BROOKE GLADSTONE: Tell me about some of the decisions that have changed how we see the First Amendment in the 150 or so years since Vanderwater.
PROF. GEOFFREY STONE: In the years since then, we’ve moved completely in our understanding of the right to free speech. The most dramatic and apt illustration of this was the Pentagon Papers case, in which the New York Times and the Washington Post published classified information leaked to them by Daniel Ellsberg, and the Supreme Court held that they could not be restricted from publishing the information, unless the government could prove, at the very least, that the disclosures created a clear and present danger of grave harm to the nation.
And the court said nothing in the facts of the Pentagon Papers came close to that and, therefore, that they could not be restrained.
And that’s the governing precedent today, if the government attempted to prosecute WikiLeaks or attempted to prosecute the New York Times for publishing the information that Bradley Manning leaked. That’s completely different from what the law would have been in 1918 or, for that matter, in 1863.
BROOKE GLADSTONE: Ultimately, Henry Vanderwater got a three- month sentence back in 1863, along with his dishonorable discharge. The prosecutors are presenting what is now a capital charge.
PROF. GEOFFREY STONE: That’s exactly right. It was not regarded as a major offense, and he was given a very – very modest sentence, particularly for a sentence during the Civil War. Of course, it’s also the case that the government’s views that the harm allegedly done by Bradley Manning may have been much greater than the harm actually done by Vanderwater.
But, be that as it may, there’s just no legal basis, under the statutes as they currently exist or, I believe, even with respect to the First Amendment, for charging or prosecuting Manning under this offense.
BROOKE GLADSTONE: What about the issue of harm?

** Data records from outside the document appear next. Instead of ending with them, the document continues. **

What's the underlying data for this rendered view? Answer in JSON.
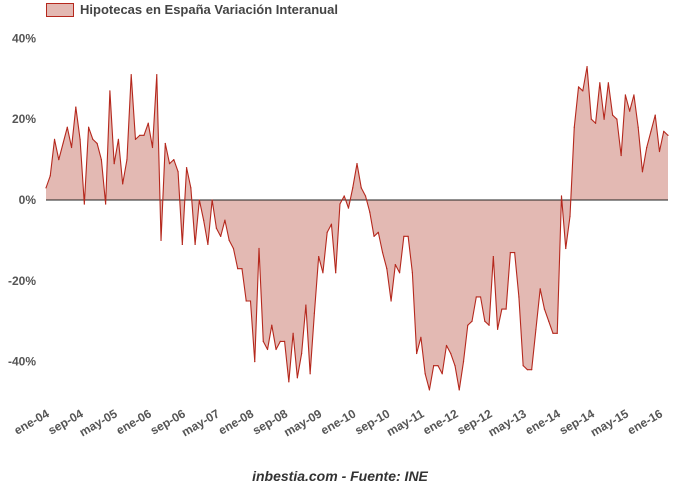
{
  "chart_data": {
    "type": "area",
    "legend": [
      {
        "label": "Hipotecas en España Variación Interanual",
        "position": "top-left"
      }
    ],
    "source": "inbestia.com - Fuente: INE",
    "colors": {
      "fill": "#e3b9b3",
      "line": "#b5281d",
      "zero_line": "#222222"
    },
    "ylim": [
      -50,
      40
    ],
    "y_ticks": [
      "40%",
      "20%",
      "0%",
      "-20%",
      "-40%"
    ],
    "y_tick_values": [
      40,
      20,
      0,
      -20,
      -40
    ],
    "x_tick_labels": [
      "ene-04",
      "sep-04",
      "may-05",
      "ene-06",
      "sep-06",
      "may-07",
      "ene-08",
      "sep-08",
      "may-09",
      "ene-10",
      "sep-10",
      "may-11",
      "ene-12",
      "sep-12",
      "may-13",
      "ene-14",
      "sep-14",
      "may-15",
      "ene-16"
    ],
    "x_tick_indices": [
      0,
      8,
      16,
      24,
      32,
      40,
      48,
      56,
      64,
      72,
      80,
      88,
      96,
      104,
      112,
      120,
      128,
      136,
      144
    ],
    "x_start": "ene-04",
    "series": [
      {
        "values": [
          3,
          6,
          15,
          10,
          14,
          18,
          13,
          23,
          15,
          -1,
          18,
          15,
          14,
          10,
          -1,
          27,
          9,
          15,
          4,
          10,
          31,
          15,
          16,
          16,
          19,
          13,
          31,
          -10,
          14,
          9,
          10,
          7,
          -11,
          8,
          3,
          -11,
          0,
          -5,
          -11,
          0,
          -7,
          -9,
          -5,
          -10,
          -12,
          -17,
          -17,
          -25,
          -25,
          -40,
          -12,
          -35,
          -37,
          -31,
          -37,
          -35,
          -35,
          -45,
          -33,
          -44,
          -38,
          -26,
          -43,
          -28,
          -14,
          -18,
          -8,
          -6,
          -18,
          -1,
          1,
          -2,
          3,
          9,
          3,
          1,
          -3,
          -9,
          -8,
          -13,
          -17,
          -25,
          -16,
          -18,
          -9,
          -9,
          -18,
          -38,
          -34,
          -43,
          -47,
          -41,
          -41,
          -43,
          -36,
          -38,
          -41,
          -47,
          -40,
          -31,
          -30,
          -24,
          -24,
          -30,
          -31,
          -14,
          -32,
          -27,
          -27,
          -13,
          -13,
          -24,
          -41,
          -42,
          -42,
          -32,
          -22,
          -27,
          -30,
          -33,
          -33,
          1,
          -12,
          -4,
          18,
          28,
          27,
          33,
          20,
          19,
          29,
          20,
          29,
          21,
          20,
          11,
          26,
          22,
          26,
          18,
          7,
          13,
          17,
          21,
          12,
          17,
          16
        ]
      }
    ]
  }
}
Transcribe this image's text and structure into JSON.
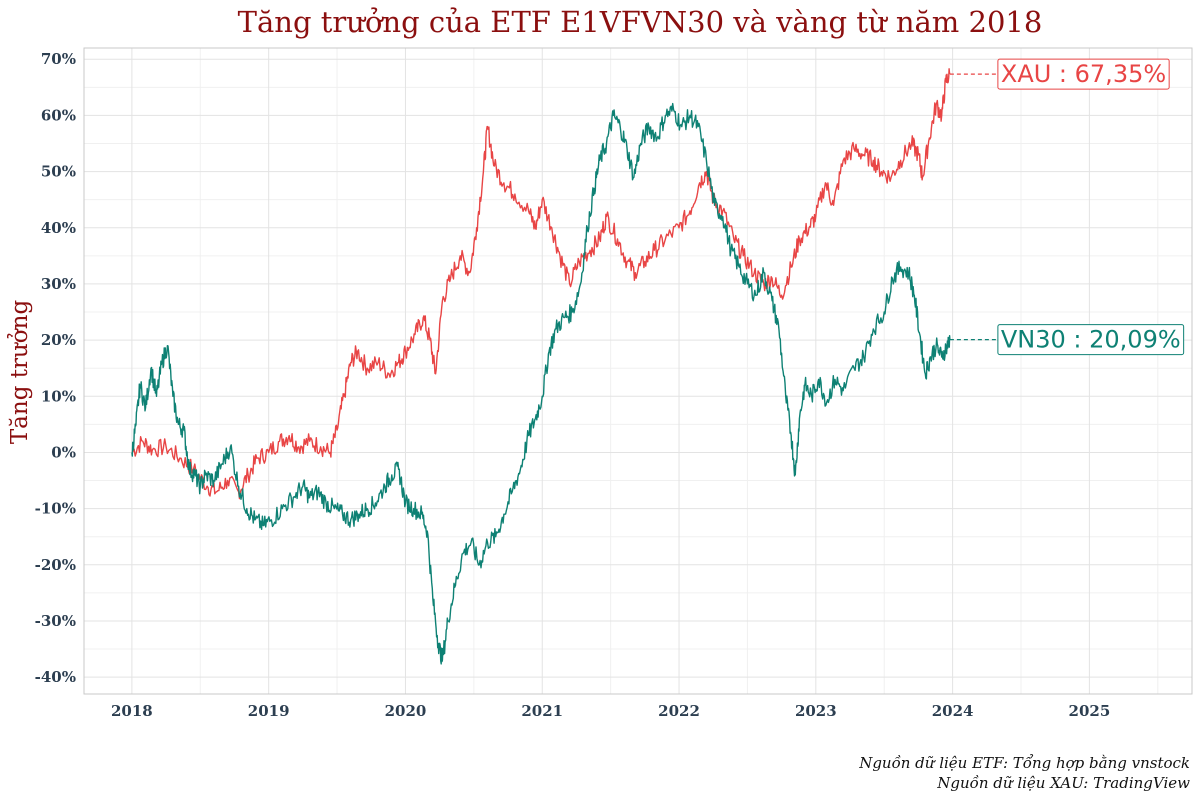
{
  "chart_data": {
    "type": "line",
    "title": "Tăng trưởng của ETF E1VFVN30 và vàng từ năm 2018",
    "ylabel": "Tăng trưởng",
    "xlabel": "",
    "xlim": [
      2017.65,
      2025.75
    ],
    "ylim": [
      -43,
      72
    ],
    "x_ticks": [
      2018,
      2019,
      2020,
      2021,
      2022,
      2023,
      2024,
      2025
    ],
    "x_tick_labels": [
      "2018",
      "2019",
      "2020",
      "2021",
      "2022",
      "2023",
      "2024",
      "2025"
    ],
    "y_ticks": [
      -40,
      -30,
      -20,
      -10,
      0,
      10,
      20,
      30,
      40,
      50,
      60,
      70
    ],
    "y_tick_labels": [
      "-40%",
      "-30%",
      "-20%",
      "-10%",
      "0%",
      "10%",
      "20%",
      "30%",
      "40%",
      "50%",
      "60%",
      "70%"
    ],
    "grid": true,
    "sources": [
      "Nguồn dữ liệu ETF: Tổng hợp bằng vnstock",
      "Nguồn dữ liệu XAU: TradingView"
    ],
    "series": [
      {
        "name": "XAU",
        "color": "#e84545",
        "end_label": "XAU : 67,35%",
        "end_value": 67.35,
        "points": [
          [
            2018.0,
            0
          ],
          [
            2018.08,
            2
          ],
          [
            2018.15,
            0.5
          ],
          [
            2018.25,
            1
          ],
          [
            2018.35,
            -1
          ],
          [
            2018.45,
            -3
          ],
          [
            2018.55,
            -6
          ],
          [
            2018.62,
            -7
          ],
          [
            2018.7,
            -5
          ],
          [
            2018.78,
            -7
          ],
          [
            2018.85,
            -4
          ],
          [
            2018.92,
            -1
          ],
          [
            2019.0,
            0
          ],
          [
            2019.08,
            2
          ],
          [
            2019.15,
            3
          ],
          [
            2019.22,
            1
          ],
          [
            2019.3,
            2
          ],
          [
            2019.38,
            1
          ],
          [
            2019.45,
            0
          ],
          [
            2019.5,
            4
          ],
          [
            2019.55,
            10
          ],
          [
            2019.6,
            16
          ],
          [
            2019.65,
            18
          ],
          [
            2019.72,
            15
          ],
          [
            2019.8,
            16
          ],
          [
            2019.88,
            14
          ],
          [
            2019.95,
            16
          ],
          [
            2020.0,
            18
          ],
          [
            2020.07,
            21
          ],
          [
            2020.13,
            24
          ],
          [
            2020.18,
            20
          ],
          [
            2020.22,
            14
          ],
          [
            2020.27,
            27
          ],
          [
            2020.33,
            31
          ],
          [
            2020.4,
            35
          ],
          [
            2020.47,
            32
          ],
          [
            2020.52,
            40
          ],
          [
            2020.57,
            50
          ],
          [
            2020.6,
            58
          ],
          [
            2020.65,
            51
          ],
          [
            2020.72,
            48
          ],
          [
            2020.8,
            46
          ],
          [
            2020.9,
            43
          ],
          [
            2020.95,
            40
          ],
          [
            2021.0,
            45
          ],
          [
            2021.07,
            40
          ],
          [
            2021.13,
            35
          ],
          [
            2021.2,
            30
          ],
          [
            2021.27,
            34
          ],
          [
            2021.35,
            36
          ],
          [
            2021.42,
            38
          ],
          [
            2021.47,
            42
          ],
          [
            2021.55,
            38
          ],
          [
            2021.62,
            34
          ],
          [
            2021.68,
            32
          ],
          [
            2021.75,
            34
          ],
          [
            2021.82,
            36
          ],
          [
            2021.9,
            38
          ],
          [
            2022.0,
            40
          ],
          [
            2022.08,
            43
          ],
          [
            2022.15,
            48
          ],
          [
            2022.2,
            50
          ],
          [
            2022.25,
            45
          ],
          [
            2022.32,
            43
          ],
          [
            2022.4,
            38
          ],
          [
            2022.47,
            35
          ],
          [
            2022.55,
            32
          ],
          [
            2022.62,
            30
          ],
          [
            2022.68,
            31
          ],
          [
            2022.75,
            28
          ],
          [
            2022.82,
            33
          ],
          [
            2022.88,
            38
          ],
          [
            2022.95,
            40
          ],
          [
            2023.0,
            42
          ],
          [
            2023.07,
            48
          ],
          [
            2023.13,
            44
          ],
          [
            2023.2,
            52
          ],
          [
            2023.28,
            54
          ],
          [
            2023.35,
            53
          ],
          [
            2023.42,
            52
          ],
          [
            2023.48,
            50
          ],
          [
            2023.55,
            49
          ],
          [
            2023.62,
            52
          ],
          [
            2023.7,
            55
          ],
          [
            2023.75,
            53
          ],
          [
            2023.78,
            49
          ],
          [
            2023.83,
            56
          ],
          [
            2023.88,
            62
          ],
          [
            2023.92,
            60
          ],
          [
            2023.95,
            66
          ],
          [
            2023.98,
            67.35
          ]
        ]
      },
      {
        "name": "VN30",
        "color": "#0e8174",
        "end_label": "VN30 : 20,09%",
        "end_value": 20.09,
        "points": [
          [
            2018.0,
            0
          ],
          [
            2018.03,
            5
          ],
          [
            2018.06,
            12
          ],
          [
            2018.1,
            8
          ],
          [
            2018.14,
            15
          ],
          [
            2018.18,
            10
          ],
          [
            2018.22,
            16
          ],
          [
            2018.26,
            19
          ],
          [
            2018.3,
            10
          ],
          [
            2018.34,
            5
          ],
          [
            2018.38,
            4
          ],
          [
            2018.42,
            -3
          ],
          [
            2018.46,
            -4
          ],
          [
            2018.5,
            -6
          ],
          [
            2018.54,
            -4
          ],
          [
            2018.6,
            -5
          ],
          [
            2018.66,
            -2
          ],
          [
            2018.72,
            1
          ],
          [
            2018.78,
            -6
          ],
          [
            2018.84,
            -10
          ],
          [
            2018.9,
            -12
          ],
          [
            2018.96,
            -13
          ],
          [
            2019.02,
            -12
          ],
          [
            2019.1,
            -10
          ],
          [
            2019.18,
            -8
          ],
          [
            2019.25,
            -6
          ],
          [
            2019.3,
            -8
          ],
          [
            2019.36,
            -7
          ],
          [
            2019.42,
            -9
          ],
          [
            2019.48,
            -10
          ],
          [
            2019.54,
            -11
          ],
          [
            2019.6,
            -12
          ],
          [
            2019.66,
            -11
          ],
          [
            2019.72,
            -10
          ],
          [
            2019.78,
            -9
          ],
          [
            2019.85,
            -6
          ],
          [
            2019.9,
            -4
          ],
          [
            2019.95,
            -3
          ],
          [
            2020.0,
            -9
          ],
          [
            2020.06,
            -10
          ],
          [
            2020.12,
            -11
          ],
          [
            2020.16,
            -14
          ],
          [
            2020.2,
            -26
          ],
          [
            2020.24,
            -34
          ],
          [
            2020.27,
            -37
          ],
          [
            2020.31,
            -30
          ],
          [
            2020.36,
            -24
          ],
          [
            2020.42,
            -18
          ],
          [
            2020.48,
            -16
          ],
          [
            2020.54,
            -20
          ],
          [
            2020.6,
            -16
          ],
          [
            2020.66,
            -15
          ],
          [
            2020.72,
            -11
          ],
          [
            2020.78,
            -7
          ],
          [
            2020.84,
            -3
          ],
          [
            2020.9,
            3
          ],
          [
            2020.95,
            6
          ],
          [
            2021.0,
            10
          ],
          [
            2021.05,
            18
          ],
          [
            2021.1,
            22
          ],
          [
            2021.16,
            24
          ],
          [
            2021.22,
            25
          ],
          [
            2021.28,
            30
          ],
          [
            2021.33,
            40
          ],
          [
            2021.38,
            47
          ],
          [
            2021.42,
            52
          ],
          [
            2021.47,
            55
          ],
          [
            2021.52,
            60
          ],
          [
            2021.57,
            58
          ],
          [
            2021.62,
            54
          ],
          [
            2021.67,
            49
          ],
          [
            2021.72,
            55
          ],
          [
            2021.78,
            58
          ],
          [
            2021.84,
            56
          ],
          [
            2021.9,
            60
          ],
          [
            2021.96,
            61
          ],
          [
            2022.02,
            58
          ],
          [
            2022.08,
            60
          ],
          [
            2022.14,
            58
          ],
          [
            2022.2,
            52
          ],
          [
            2022.26,
            44
          ],
          [
            2022.32,
            42
          ],
          [
            2022.38,
            36
          ],
          [
            2022.44,
            33
          ],
          [
            2022.5,
            30
          ],
          [
            2022.56,
            28
          ],
          [
            2022.62,
            32
          ],
          [
            2022.68,
            27
          ],
          [
            2022.73,
            22
          ],
          [
            2022.78,
            10
          ],
          [
            2022.82,
            3
          ],
          [
            2022.85,
            -4
          ],
          [
            2022.88,
            6
          ],
          [
            2022.92,
            12
          ],
          [
            2022.97,
            10
          ],
          [
            2023.02,
            13
          ],
          [
            2023.08,
            9
          ],
          [
            2023.14,
            13
          ],
          [
            2023.2,
            11
          ],
          [
            2023.28,
            15
          ],
          [
            2023.35,
            17
          ],
          [
            2023.42,
            22
          ],
          [
            2023.5,
            25
          ],
          [
            2023.56,
            31
          ],
          [
            2023.62,
            33
          ],
          [
            2023.68,
            32
          ],
          [
            2023.72,
            28
          ],
          [
            2023.76,
            21
          ],
          [
            2023.8,
            14
          ],
          [
            2023.84,
            17
          ],
          [
            2023.88,
            19
          ],
          [
            2023.92,
            17
          ],
          [
            2023.96,
            19
          ],
          [
            2023.98,
            20.09
          ]
        ]
      }
    ]
  }
}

So far, there hasn’t been any strong case made that serious harm was done.
PROF. GEOFFREY STONE: The general view is that a government employee or member of the military can be punished for the unauthorized disclosure of classified information, as long as there is a reasonable possibility of harm to the government.
BROOKE GLADSTONE: Uh huh.
PROF. GEOFFREY STONE: A much different standard than the one that applies to publication of the information. I don’t think it would be hard for the government to prove that some of the information leaked by Bradley Manning would satisfy that standard.
BROOKE GLADSTONE: Do you think that Americans and the American media should be watching this case more closely than it has so far?

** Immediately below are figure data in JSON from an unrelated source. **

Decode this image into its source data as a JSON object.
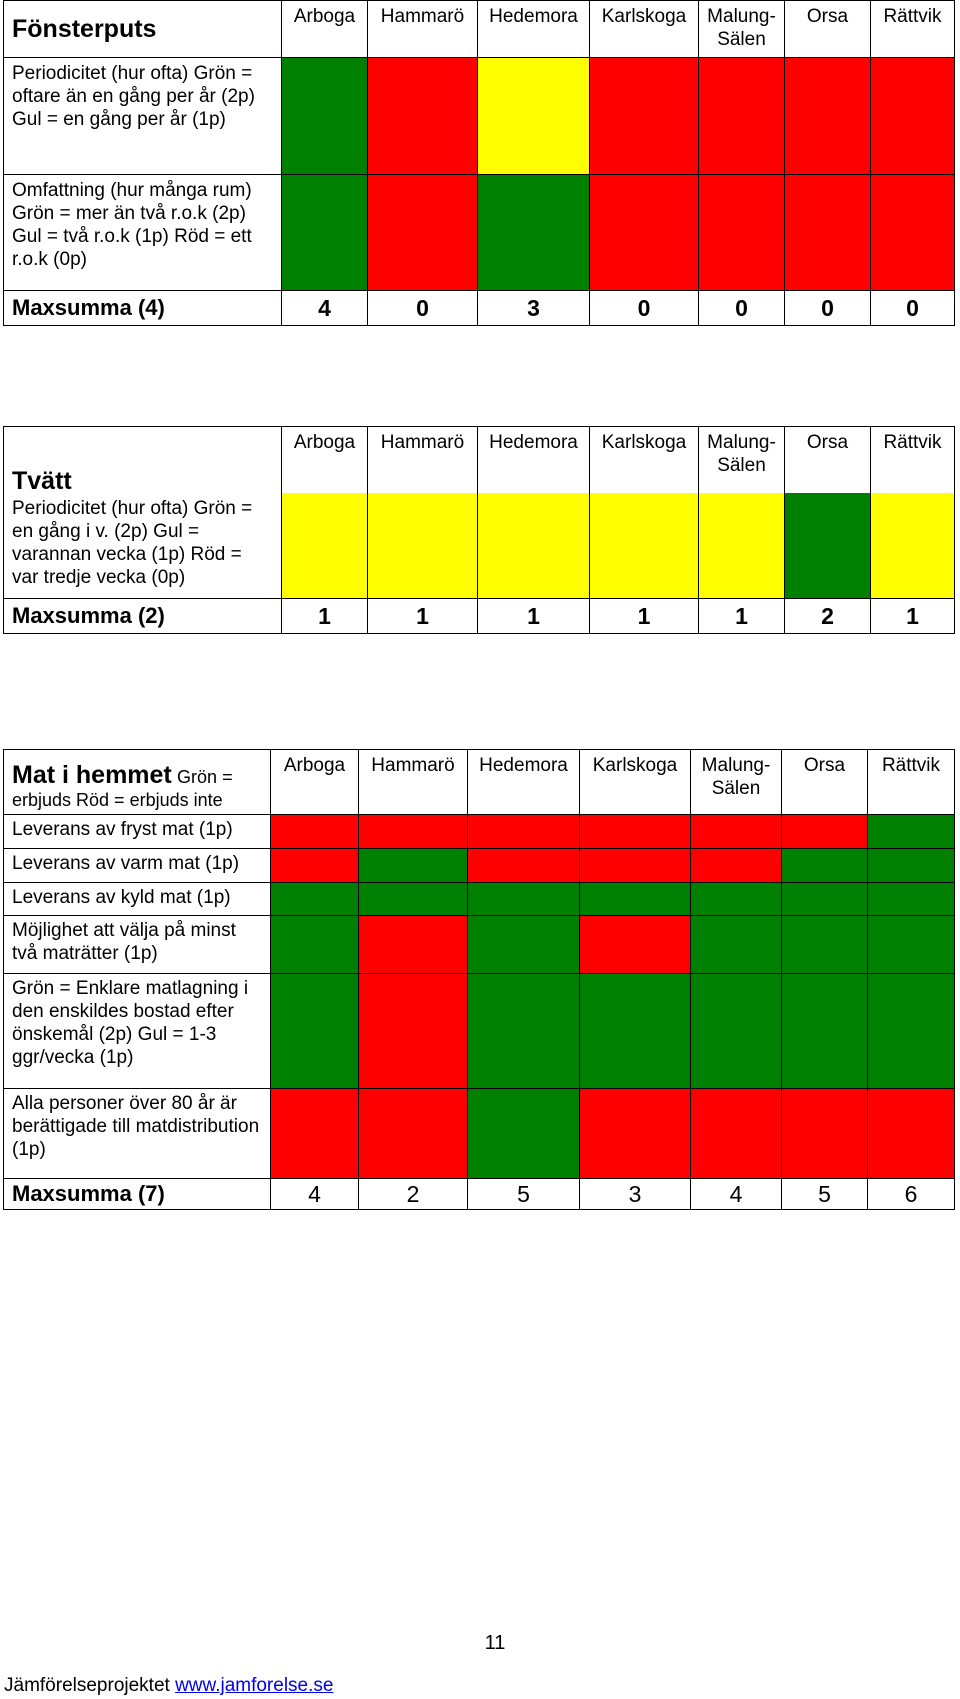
{
  "municipalities": [
    "Arboga",
    "Hammarö",
    "Hedemora",
    "Karlskoga",
    "Malung-Sälen",
    "Orsa",
    "Rättvik"
  ],
  "colors": {
    "green": "#008000",
    "red": "#ff0000",
    "yellow": "#ffff00"
  },
  "fonsterputs": {
    "title": "Fönsterputs",
    "rows": [
      {
        "label": "Periodicitet (hur ofta) Grön = oftare än en gång per år (2p) Gul = en gång per år (1p)",
        "cells": [
          "green",
          "red",
          "yellow",
          "red",
          "red",
          "red",
          "red"
        ]
      },
      {
        "label": "Omfattning (hur många rum) Grön = mer än två r.o.k (2p) Gul = två r.o.k (1p) Röd = ett r.o.k (0p)",
        "cells": [
          "green",
          "red",
          "green",
          "red",
          "red",
          "red",
          "red"
        ]
      }
    ],
    "sum_label": "Maxsumma (4)",
    "sums": [
      "4",
      "0",
      "3",
      "0",
      "0",
      "0",
      "0"
    ]
  },
  "tvatt": {
    "title": "Tvätt",
    "rows": [
      {
        "label": "Periodicitet (hur ofta) Grön = en gång i v. (2p) Gul = varannan vecka (1p) Röd = var tredje vecka (0p)",
        "cells": [
          "yellow",
          "yellow",
          "yellow",
          "yellow",
          "yellow",
          "green",
          "yellow"
        ]
      }
    ],
    "sum_label": "Maxsumma (2)",
    "sums": [
      "1",
      "1",
      "1",
      "1",
      "1",
      "2",
      "1"
    ]
  },
  "mat": {
    "title": "Mat i hemmet",
    "subtitle": "Grön = erbjuds Röd = erbjuds inte",
    "rows": [
      {
        "label": "Leverans av fryst mat (1p)",
        "cells": [
          "red",
          "red",
          "red",
          "red",
          "red",
          "red",
          "green"
        ]
      },
      {
        "label": "Leverans av varm mat (1p)",
        "cells": [
          "red",
          "green",
          "red",
          "red",
          "red",
          "green",
          "green"
        ]
      },
      {
        "label": "Leverans av kyld mat (1p)",
        "cells": [
          "green",
          "green",
          "green",
          "green",
          "green",
          "green",
          "green"
        ]
      },
      {
        "label": "Möjlighet att välja på minst två maträtter (1p)",
        "cells": [
          "green",
          "red",
          "green",
          "red",
          "green",
          "green",
          "green"
        ]
      },
      {
        "label": "Grön = Enklare matlagning i den enskildes bostad efter önskemål (2p) Gul = 1-3 ggr/vecka (1p)",
        "cells": [
          "green",
          "red",
          "green",
          "green",
          "green",
          "green",
          "green"
        ]
      },
      {
        "label": "Alla personer över 80 år är berättigade till matdistribution (1p)",
        "cells": [
          "red",
          "red",
          "green",
          "red",
          "red",
          "red",
          "red"
        ]
      }
    ],
    "sum_label": "Maxsumma (7)",
    "sums": [
      "4",
      "2",
      "5",
      "3",
      "4",
      "5",
      "6"
    ]
  },
  "page_number": "11",
  "footer": {
    "text": "Jämförelseprojektet ",
    "link": "www.jamforelse.se"
  }
}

PROF. GEOFFREY STONE: Absolutely, I mean, the greater deterrent the government can impose upon people who would be tempted to give information to the media, the more difficult it would be for the media to disclose it. And the problem here is that a lot of information looks in two directions. Think of the Pentagon Papers case. One type of information revealed was that the United States had made secret deals with some of the countries around Vietnam to allow us to have bases there. And it was important that this be kept secret because if we can't keep those secrets, then other nations in the future may be reluctant to make similar arrangements with us.
So the disclosure of that information is eventually harmful but, on the other hand, it's valuable information to understand that were making these underground deals, that what we’re giving up in return for this is something that might be important. And so, the public does have a legitimate interest in knowing this.
So, in those cases, and this is what basically, as far as I can tell, the Bradley Manning information is, it may be harmful to disclose the information, but it's also valuable to disclose the information. And that’s what makes this a, a tricky and interesting problem.
BROOKE GLADSTONE: Geoff, thank you very much.
PROF. GEOFFREY STONE: My pleasure, as always.
BROOKE GLADSTONE: University of Chicago law professor, Geoff Stone.